Aron Tabrys

id6924_Aron Tabrys

Aron was the second of six children born to Jewish parents in Vilna, a city known as a center of Jewish cultural life. He was called Arke by his friends and family. Aron’s father supported his large family on the meager income of a chimney sweep.

1933-39: As a child I attended a Jewish day school, and then went on to attend a public secondary school. When I was 14 my father had an accident which rendered him blind, and I had to start working full-time to support the family. I belonged to an underground communist group because I saw communism as a way of combatting the antisemitism in Poland. Our life in Vilna was disrupted in fall 1939 when the Soviets occupied the city.

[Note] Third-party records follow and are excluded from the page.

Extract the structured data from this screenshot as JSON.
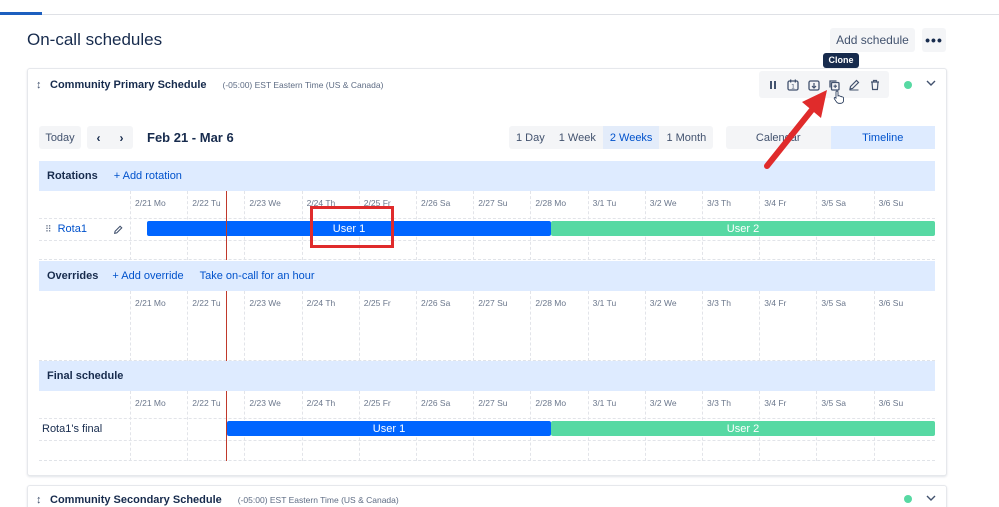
{
  "page": {
    "title": "On-call schedules",
    "add_schedule": "Add schedule",
    "more": "•••"
  },
  "primary": {
    "name": "Community Primary Schedule",
    "timezone": "(-05:00) EST Eastern Time (US & Canada)"
  },
  "secondary": {
    "name": "Community Secondary Schedule",
    "timezone": "(-05:00) EST Eastern Time (US & Canada)"
  },
  "toolbar": {
    "icons": [
      "pause-icon",
      "calendar-today-icon",
      "export-icon",
      "clone-icon",
      "edit-icon",
      "delete-icon"
    ],
    "tooltip": "Clone"
  },
  "nav": {
    "today": "Today",
    "prev": "‹",
    "next": "›",
    "date_range": "Feb 21 - Mar 6"
  },
  "ranges": [
    {
      "label": "1 Day",
      "active": false
    },
    {
      "label": "1 Week",
      "active": false
    },
    {
      "label": "2 Weeks",
      "active": true
    },
    {
      "label": "1 Month",
      "active": false
    }
  ],
  "views": [
    {
      "label": "Calendar",
      "active": false
    },
    {
      "label": "Timeline",
      "active": true
    }
  ],
  "days": [
    "2/21 Mo",
    "2/22 Tu",
    "2/23 We",
    "2/24 Th",
    "2/25 Fr",
    "2/26 Sa",
    "2/27 Su",
    "2/28 Mo",
    "3/1 Tu",
    "3/2 We",
    "3/3 Th",
    "3/4 Fr",
    "3/5 Sa",
    "3/6 Su"
  ],
  "rotations": {
    "title": "Rotations",
    "add_link": "+ Add rotation",
    "row_name": "Rota1",
    "bars": [
      {
        "user": "User 1",
        "color": "#0065ff",
        "start_day": "2/21 Mo",
        "end_day": "2/28 Mo"
      },
      {
        "user": "User 2",
        "color": "#57d9a3",
        "start_day": "2/28 Mo",
        "end_day": "3/6 Su"
      }
    ]
  },
  "overrides": {
    "title": "Overrides",
    "add_link": "+ Add override",
    "take_link": "Take on-call for an hour"
  },
  "final": {
    "title": "Final schedule",
    "row_name": "Rota1's final",
    "bars": [
      {
        "user": "User 1",
        "color": "#0065ff"
      },
      {
        "user": "User 2",
        "color": "#57d9a3"
      }
    ]
  },
  "colors": {
    "accent": "#0052cc",
    "band": "#deebff",
    "user1": "#0065ff",
    "user2": "#57d9a3",
    "now_line": "#c0392b",
    "annotation": "#e02b2b"
  }
}
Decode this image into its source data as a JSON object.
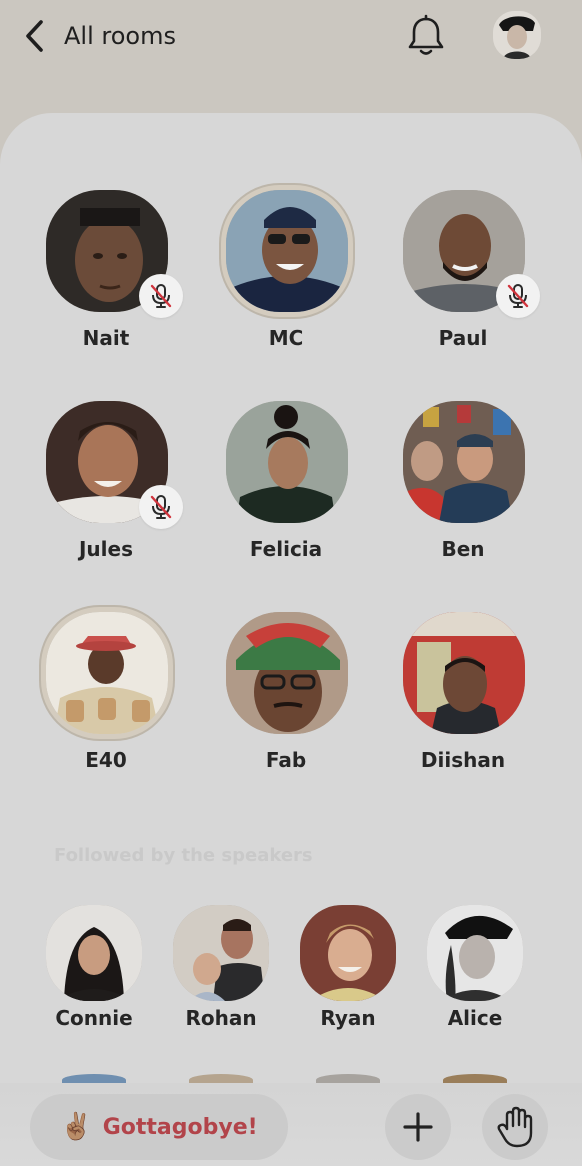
{
  "header": {
    "back_label": "All rooms"
  },
  "speakers": [
    {
      "name": "Nait",
      "muted": true
    },
    {
      "name": "MC",
      "muted": false,
      "speaking": true
    },
    {
      "name": "Paul",
      "muted": true
    },
    {
      "name": "Jules",
      "muted": true
    },
    {
      "name": "Felicia",
      "muted": false
    },
    {
      "name": "Ben",
      "muted": false
    },
    {
      "name": "E40",
      "muted": false,
      "speaking": true
    },
    {
      "name": "Fab",
      "muted": false
    },
    {
      "name": "Diishan",
      "muted": false
    }
  ],
  "followed_section": {
    "label": "Followed by the speakers",
    "listeners": [
      {
        "name": "Connie"
      },
      {
        "name": "Rohan"
      },
      {
        "name": "Ryan"
      },
      {
        "name": "Alice"
      }
    ]
  },
  "actions": {
    "leave_emoji": "✌🏽",
    "leave_label": "Gottagobye!"
  },
  "colors": {
    "leave_text": "#b2444a",
    "panel": "#d7d7d7",
    "top_background": "#cbc7c0"
  }
}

1940-45: The Germans occupied Vilna in June 1941. On September 6 that year I was forced into the Vilna ghetto for two years. Two weeks before the ghetto was liquidated in 1943, I was deported to a labor camp in Estonia. Over the next year I was transferred to six labor camps, and then for 9 months to the Dautmergen concentration camp in Bavaria. We had 1,000 people in a barn-like barracks. In the middle of the room was a pot-bellied stove where we’d gather in the evening so that the lice which infested our bodies would die from the heat.

Aron survived life in the camps. He weighed 90 pounds when he was liberated in May 1945 on a transport from the Dachau concentration camp to the Alps. He emigrated to America in 1949.